Die Phänomenologie ist im weiteren Sinne die Wissenschaft von Phänomenen oder Erscheinungen. Da die Gegenstände sich uns jedoch im Bewußtsein offenbaren, heißt Phänomenologie im engeren Sinne die Wissenschaft von den sich im Bewußtsein offenbarenden Phänomenen. Als eine eigene Richtung der Philosophie wurde die Phänomenologie von Edmund Husserl begründet. Husserls Ziel war es, eine unanfechtbare Grundlage für alle Wissenschaften zu gewinnen, wozu er die phänomenologische Methode entwickelte.8.1
Die phänomenologische Methode teilt sich dabei in zwei Schritte:
Die Phänomenologie betrachtet ihre Gegenstände immer nur als Korrelate des Bewußtseins. Somit bleibt lediglich das reine aber keineswegs leere Bewußtsein übrig.
Nach Husserl gliedert sich das Bewußtsein in Bewußthaben (Noesis) und Bewußtes (Noema). Das Bewußte wird erst durch die Noesis als Gegenstand konstituiert. Darum kann das Bewußte (Noema) in unmittelbarer Wesensschau oder Ideation erfaßt und beschrieben werden. Damit ist die Philosophie als eine rein deskriptive Wesenslehre der immanenten Bewußtseinsgestaltung zu definieren.

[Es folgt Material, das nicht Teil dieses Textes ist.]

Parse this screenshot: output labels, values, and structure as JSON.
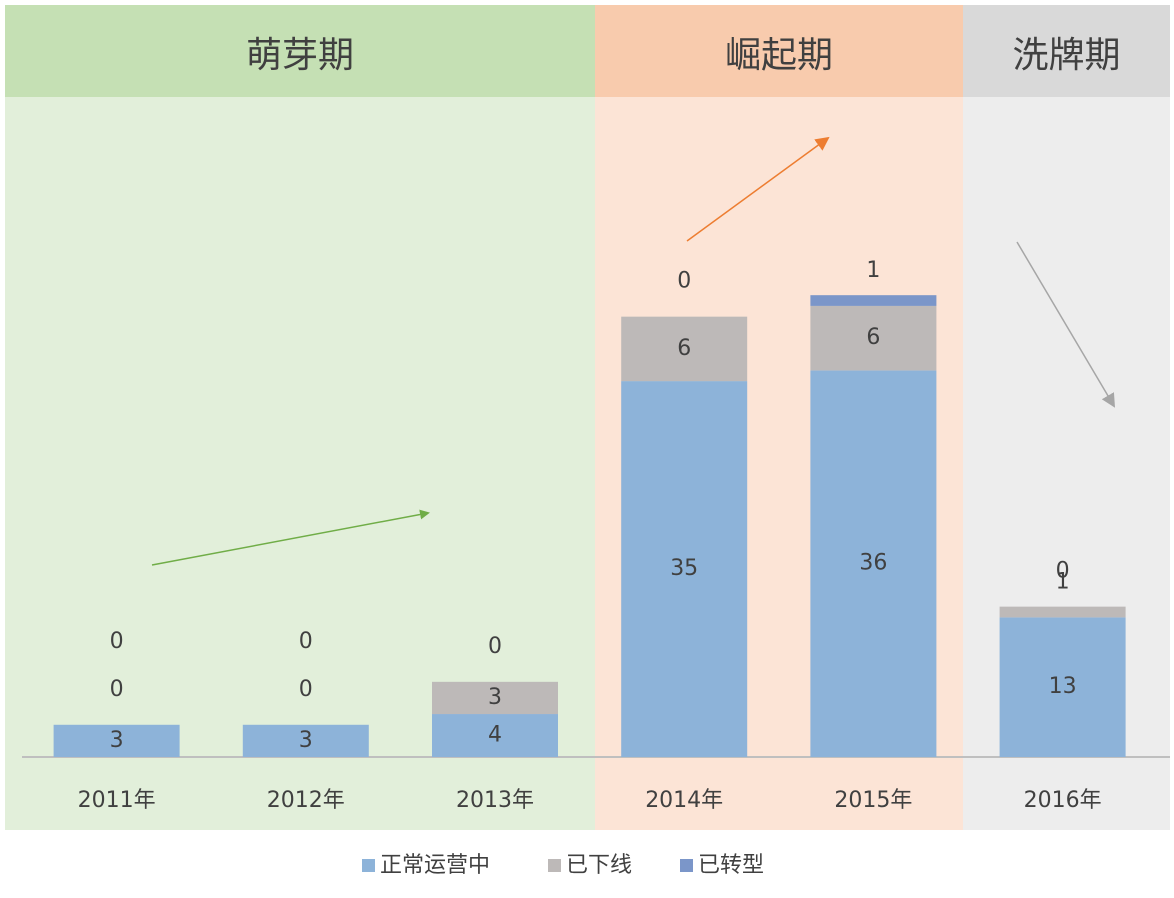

Da alle Erfahrungsgegenstände durch die ihnen zugrunde liegenden Wesensheiten normiert werden, entspricht jeder empirischen Wissenschaft eine eidetische Wesenswissenschaft oder eine regionale Ontologie. Alle Regionen (Gegenstandsgebiete) aber gründen ihrerseits im reinen Bewußtsein. Damit ist aber die Philosophie die Wissenschaft vom reinen Bewußtsein und damit auch als erste Wissenschaft zu sehen.
Während Husserls Phänomenologie sich vor allem dem Wahrheitsproblem widmete, wandte sich M. Scheler der Wertphilosophie zu.8.3 An Stelle von Husserls theoretischer Ideation tritt bei Scheler das Wertfühlen. Diese muß als nichtverstandesmäßige Erfassung von Werten vorgestellt werden.
Mit Martin Heidegger, der Schüler Husserls war, wandelte sich endlich die Phänomenologie radikal zur Existenzphilosophie:
Das Wesen des Seins ist nicht überzeitlich ruhendes Bewußtsein, sondern Geschichtlichkeit und Zeit.
Nach dem Zweiten Weltkrieg wurde die Phänomenologie besonders in Frankreich, Belgien und Nordamerika weiterentwickelt und setzte sich fort in einer existenziellen Phänomenologie (z.B. M. Merleau-Ponty u.a.).